Children aged between six months and two years of age who are eligible for the flu vaccine should have the flu jab.

Children eligible for the flu vaccine aged between two and 17 will usually have the flu vaccine nasal spray

Children aged 4 and over without a chronic condition can not be vaccinated at the surgery. Advice regarding vaccinating healthy children should be sort from the school nurses. 

Flu jab for health and social care workers

Outbreaks of flu can occur in health and social care settings, and, because flu is so contagious, staff, patients and residents are all at risk of infection.

If you're a front-line health and social care worker, you are eligible for an NHS flu jab to protect yourself, your colleagues and other members of the community.

It is your employer's responsibility to arrange vaccination for you. So, if you are an NHS-employed front-line healthcare worker, the NHS will pay for your vaccination. If you are a social care worker, your employer should pay for vaccination.

In the case of health and social care workers employed by private companies, those companies will arrange and pay for the vaccinations.

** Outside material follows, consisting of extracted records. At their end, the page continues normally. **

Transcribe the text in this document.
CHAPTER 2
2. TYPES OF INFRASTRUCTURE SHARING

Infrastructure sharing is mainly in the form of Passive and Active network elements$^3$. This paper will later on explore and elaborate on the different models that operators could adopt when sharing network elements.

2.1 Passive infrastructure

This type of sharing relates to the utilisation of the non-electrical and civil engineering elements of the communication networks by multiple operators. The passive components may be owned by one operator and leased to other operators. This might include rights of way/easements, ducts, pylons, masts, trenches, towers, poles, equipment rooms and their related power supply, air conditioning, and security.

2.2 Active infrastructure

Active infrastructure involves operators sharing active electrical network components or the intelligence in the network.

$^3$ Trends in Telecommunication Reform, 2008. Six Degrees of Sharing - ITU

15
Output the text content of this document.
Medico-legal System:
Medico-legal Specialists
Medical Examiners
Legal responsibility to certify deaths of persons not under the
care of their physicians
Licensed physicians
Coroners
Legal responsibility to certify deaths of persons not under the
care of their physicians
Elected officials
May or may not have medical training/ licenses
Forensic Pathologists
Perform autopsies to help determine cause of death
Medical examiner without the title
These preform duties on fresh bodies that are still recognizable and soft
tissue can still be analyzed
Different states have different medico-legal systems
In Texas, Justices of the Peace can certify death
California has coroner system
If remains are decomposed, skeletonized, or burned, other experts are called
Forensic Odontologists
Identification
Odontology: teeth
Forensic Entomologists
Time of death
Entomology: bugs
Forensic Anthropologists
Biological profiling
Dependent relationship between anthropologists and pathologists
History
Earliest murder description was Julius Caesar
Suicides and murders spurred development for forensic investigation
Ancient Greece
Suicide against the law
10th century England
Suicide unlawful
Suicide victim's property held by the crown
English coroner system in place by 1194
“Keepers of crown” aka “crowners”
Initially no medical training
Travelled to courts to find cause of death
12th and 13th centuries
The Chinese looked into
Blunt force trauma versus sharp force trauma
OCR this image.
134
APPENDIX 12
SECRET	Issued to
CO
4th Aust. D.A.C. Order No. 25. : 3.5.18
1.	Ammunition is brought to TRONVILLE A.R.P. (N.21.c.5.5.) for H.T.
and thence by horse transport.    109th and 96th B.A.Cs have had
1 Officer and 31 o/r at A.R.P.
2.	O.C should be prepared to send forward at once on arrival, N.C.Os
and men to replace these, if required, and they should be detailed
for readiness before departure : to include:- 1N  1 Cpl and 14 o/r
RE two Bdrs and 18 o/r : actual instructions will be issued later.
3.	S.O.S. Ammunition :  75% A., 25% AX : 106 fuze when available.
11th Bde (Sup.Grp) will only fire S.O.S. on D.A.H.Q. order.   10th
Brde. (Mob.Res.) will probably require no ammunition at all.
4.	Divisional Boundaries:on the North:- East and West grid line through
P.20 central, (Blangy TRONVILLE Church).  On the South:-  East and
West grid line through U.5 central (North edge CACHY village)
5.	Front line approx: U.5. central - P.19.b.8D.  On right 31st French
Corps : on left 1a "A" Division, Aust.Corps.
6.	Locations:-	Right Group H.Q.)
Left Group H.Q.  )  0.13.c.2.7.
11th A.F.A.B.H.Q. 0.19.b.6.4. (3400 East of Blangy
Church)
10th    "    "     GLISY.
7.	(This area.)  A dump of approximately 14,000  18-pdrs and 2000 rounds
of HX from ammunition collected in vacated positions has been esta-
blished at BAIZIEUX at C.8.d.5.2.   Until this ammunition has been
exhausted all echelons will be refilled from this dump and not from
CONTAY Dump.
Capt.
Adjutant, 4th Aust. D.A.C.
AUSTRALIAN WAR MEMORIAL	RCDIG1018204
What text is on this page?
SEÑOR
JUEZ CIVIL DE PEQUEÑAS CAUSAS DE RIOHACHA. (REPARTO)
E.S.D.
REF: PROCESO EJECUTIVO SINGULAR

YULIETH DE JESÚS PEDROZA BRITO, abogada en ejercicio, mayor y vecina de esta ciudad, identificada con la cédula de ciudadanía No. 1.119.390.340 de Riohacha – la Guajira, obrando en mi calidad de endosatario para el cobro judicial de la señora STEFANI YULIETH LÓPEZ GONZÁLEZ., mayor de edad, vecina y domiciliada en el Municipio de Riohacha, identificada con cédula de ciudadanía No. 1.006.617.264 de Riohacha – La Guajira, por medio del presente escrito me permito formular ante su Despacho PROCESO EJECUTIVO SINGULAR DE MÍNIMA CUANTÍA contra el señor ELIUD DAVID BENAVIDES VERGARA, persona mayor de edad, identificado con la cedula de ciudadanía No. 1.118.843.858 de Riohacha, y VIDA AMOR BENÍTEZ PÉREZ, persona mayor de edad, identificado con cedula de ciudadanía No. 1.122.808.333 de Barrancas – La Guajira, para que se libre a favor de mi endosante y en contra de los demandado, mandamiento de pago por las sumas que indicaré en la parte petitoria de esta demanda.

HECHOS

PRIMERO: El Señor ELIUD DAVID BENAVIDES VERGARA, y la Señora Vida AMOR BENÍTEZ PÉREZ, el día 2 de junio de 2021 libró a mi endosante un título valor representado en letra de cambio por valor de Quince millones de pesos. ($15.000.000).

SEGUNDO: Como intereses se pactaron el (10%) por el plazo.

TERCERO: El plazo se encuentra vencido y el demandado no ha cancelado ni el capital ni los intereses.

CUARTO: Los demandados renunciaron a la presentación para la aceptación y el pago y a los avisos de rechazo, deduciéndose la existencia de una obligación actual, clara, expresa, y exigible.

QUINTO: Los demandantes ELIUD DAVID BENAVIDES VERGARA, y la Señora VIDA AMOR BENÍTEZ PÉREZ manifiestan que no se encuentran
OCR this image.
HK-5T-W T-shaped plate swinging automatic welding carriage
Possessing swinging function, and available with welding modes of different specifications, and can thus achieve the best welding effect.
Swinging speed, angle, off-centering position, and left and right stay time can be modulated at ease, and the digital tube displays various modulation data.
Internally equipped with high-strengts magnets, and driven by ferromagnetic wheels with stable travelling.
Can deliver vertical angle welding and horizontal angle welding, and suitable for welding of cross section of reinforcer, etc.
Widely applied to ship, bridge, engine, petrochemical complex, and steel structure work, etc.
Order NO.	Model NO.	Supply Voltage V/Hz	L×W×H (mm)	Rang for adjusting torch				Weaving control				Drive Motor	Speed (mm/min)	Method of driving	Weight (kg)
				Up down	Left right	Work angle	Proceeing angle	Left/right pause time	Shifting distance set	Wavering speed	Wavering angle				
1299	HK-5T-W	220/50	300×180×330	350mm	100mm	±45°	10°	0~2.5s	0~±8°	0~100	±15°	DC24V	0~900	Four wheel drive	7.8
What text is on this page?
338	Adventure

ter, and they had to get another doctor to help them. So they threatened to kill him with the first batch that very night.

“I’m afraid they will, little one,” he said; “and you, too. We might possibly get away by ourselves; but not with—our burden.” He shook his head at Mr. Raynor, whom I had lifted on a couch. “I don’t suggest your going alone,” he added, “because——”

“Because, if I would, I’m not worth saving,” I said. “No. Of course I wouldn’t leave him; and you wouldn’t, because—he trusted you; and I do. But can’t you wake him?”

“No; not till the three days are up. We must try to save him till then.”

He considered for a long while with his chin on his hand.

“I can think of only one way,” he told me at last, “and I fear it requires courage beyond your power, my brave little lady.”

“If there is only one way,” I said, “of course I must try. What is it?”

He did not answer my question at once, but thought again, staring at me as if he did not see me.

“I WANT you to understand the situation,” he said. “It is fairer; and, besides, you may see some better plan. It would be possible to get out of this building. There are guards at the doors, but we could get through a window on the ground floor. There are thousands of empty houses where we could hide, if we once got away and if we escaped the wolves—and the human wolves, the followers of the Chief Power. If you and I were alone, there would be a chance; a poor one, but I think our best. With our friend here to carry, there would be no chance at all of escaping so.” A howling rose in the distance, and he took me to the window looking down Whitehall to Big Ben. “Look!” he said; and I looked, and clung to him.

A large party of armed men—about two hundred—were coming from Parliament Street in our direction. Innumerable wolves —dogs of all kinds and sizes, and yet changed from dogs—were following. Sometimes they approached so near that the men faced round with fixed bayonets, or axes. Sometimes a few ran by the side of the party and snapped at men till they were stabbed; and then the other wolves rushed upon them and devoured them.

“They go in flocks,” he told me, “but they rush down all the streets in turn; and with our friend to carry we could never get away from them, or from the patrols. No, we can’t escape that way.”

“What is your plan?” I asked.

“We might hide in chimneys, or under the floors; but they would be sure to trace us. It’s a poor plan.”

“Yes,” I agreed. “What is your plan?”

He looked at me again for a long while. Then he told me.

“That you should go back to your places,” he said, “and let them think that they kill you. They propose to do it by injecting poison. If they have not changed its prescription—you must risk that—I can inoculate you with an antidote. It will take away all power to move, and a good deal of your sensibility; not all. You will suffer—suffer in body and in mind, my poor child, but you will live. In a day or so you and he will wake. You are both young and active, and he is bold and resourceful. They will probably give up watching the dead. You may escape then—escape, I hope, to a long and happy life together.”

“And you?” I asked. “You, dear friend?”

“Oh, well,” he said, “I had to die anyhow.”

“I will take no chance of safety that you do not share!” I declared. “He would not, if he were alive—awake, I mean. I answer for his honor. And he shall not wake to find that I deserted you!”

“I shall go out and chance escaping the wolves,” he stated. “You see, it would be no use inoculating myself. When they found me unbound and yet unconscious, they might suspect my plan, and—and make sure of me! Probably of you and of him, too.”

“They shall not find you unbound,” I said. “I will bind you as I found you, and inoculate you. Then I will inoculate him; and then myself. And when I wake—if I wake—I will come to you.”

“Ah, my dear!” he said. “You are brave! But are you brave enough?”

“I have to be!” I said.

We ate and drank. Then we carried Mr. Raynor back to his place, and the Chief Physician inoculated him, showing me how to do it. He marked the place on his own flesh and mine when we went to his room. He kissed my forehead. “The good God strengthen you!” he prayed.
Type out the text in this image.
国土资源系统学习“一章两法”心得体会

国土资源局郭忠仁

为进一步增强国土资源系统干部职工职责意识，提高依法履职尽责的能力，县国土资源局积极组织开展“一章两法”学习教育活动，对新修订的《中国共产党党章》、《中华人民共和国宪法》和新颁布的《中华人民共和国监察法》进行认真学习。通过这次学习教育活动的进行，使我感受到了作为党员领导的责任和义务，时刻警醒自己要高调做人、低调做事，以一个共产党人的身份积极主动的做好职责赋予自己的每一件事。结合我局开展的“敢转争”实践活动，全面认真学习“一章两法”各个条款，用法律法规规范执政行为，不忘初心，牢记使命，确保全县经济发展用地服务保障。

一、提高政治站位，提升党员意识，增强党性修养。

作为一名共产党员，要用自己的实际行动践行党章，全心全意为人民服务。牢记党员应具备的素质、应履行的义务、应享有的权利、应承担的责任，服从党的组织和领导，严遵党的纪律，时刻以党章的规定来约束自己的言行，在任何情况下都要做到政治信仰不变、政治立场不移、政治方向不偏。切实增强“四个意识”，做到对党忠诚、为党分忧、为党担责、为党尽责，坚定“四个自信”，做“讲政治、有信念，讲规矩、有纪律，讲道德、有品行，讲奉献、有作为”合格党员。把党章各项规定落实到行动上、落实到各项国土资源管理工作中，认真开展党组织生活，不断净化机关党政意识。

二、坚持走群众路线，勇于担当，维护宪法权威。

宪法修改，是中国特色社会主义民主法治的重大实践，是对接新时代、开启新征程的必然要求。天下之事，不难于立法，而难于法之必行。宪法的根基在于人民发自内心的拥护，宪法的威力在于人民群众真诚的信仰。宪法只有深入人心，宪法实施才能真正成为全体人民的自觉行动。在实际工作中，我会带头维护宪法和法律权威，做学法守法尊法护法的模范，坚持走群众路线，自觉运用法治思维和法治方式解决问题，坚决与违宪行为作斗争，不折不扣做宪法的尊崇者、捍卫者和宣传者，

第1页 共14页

The NHS has this advice on flu vaccination of health and social care workers (PDF, 223kb).

Flu jab for carers

If you are the main carer for someone who is elderly or disabled, speak to your GP or pharmacist about having a flu jab along with the person you care for.

Read more about the flu jab for carers on the Carers UK website.

Can I get a flu vaccine if I am allergic to eggs?

The recommendations for people with egg allergies are the same as last season.

  • People who have experienced only hives after exposure to egg can get any licensed flu vaccine that is otherwise appropriate for their age and health.
  • People who have symptoms other than hives after exposure to eggs, such as angioedema, respiratory distress, lightheadedness, or recurrent emesis; or who have needed epinephrine or another emergency medical intervention, also can get any licensed flu vaccine that is otherwise appropriate for their age and health, but the vaccine should be given in a medical setting and be supervised by a health care provider who is able to recognize and manage severe allergic conditions. (Settings include hospitals, clinics, health departments, and physician offices). People with egg allergies no longer have to wait 30 minutes after receiving their vaccine.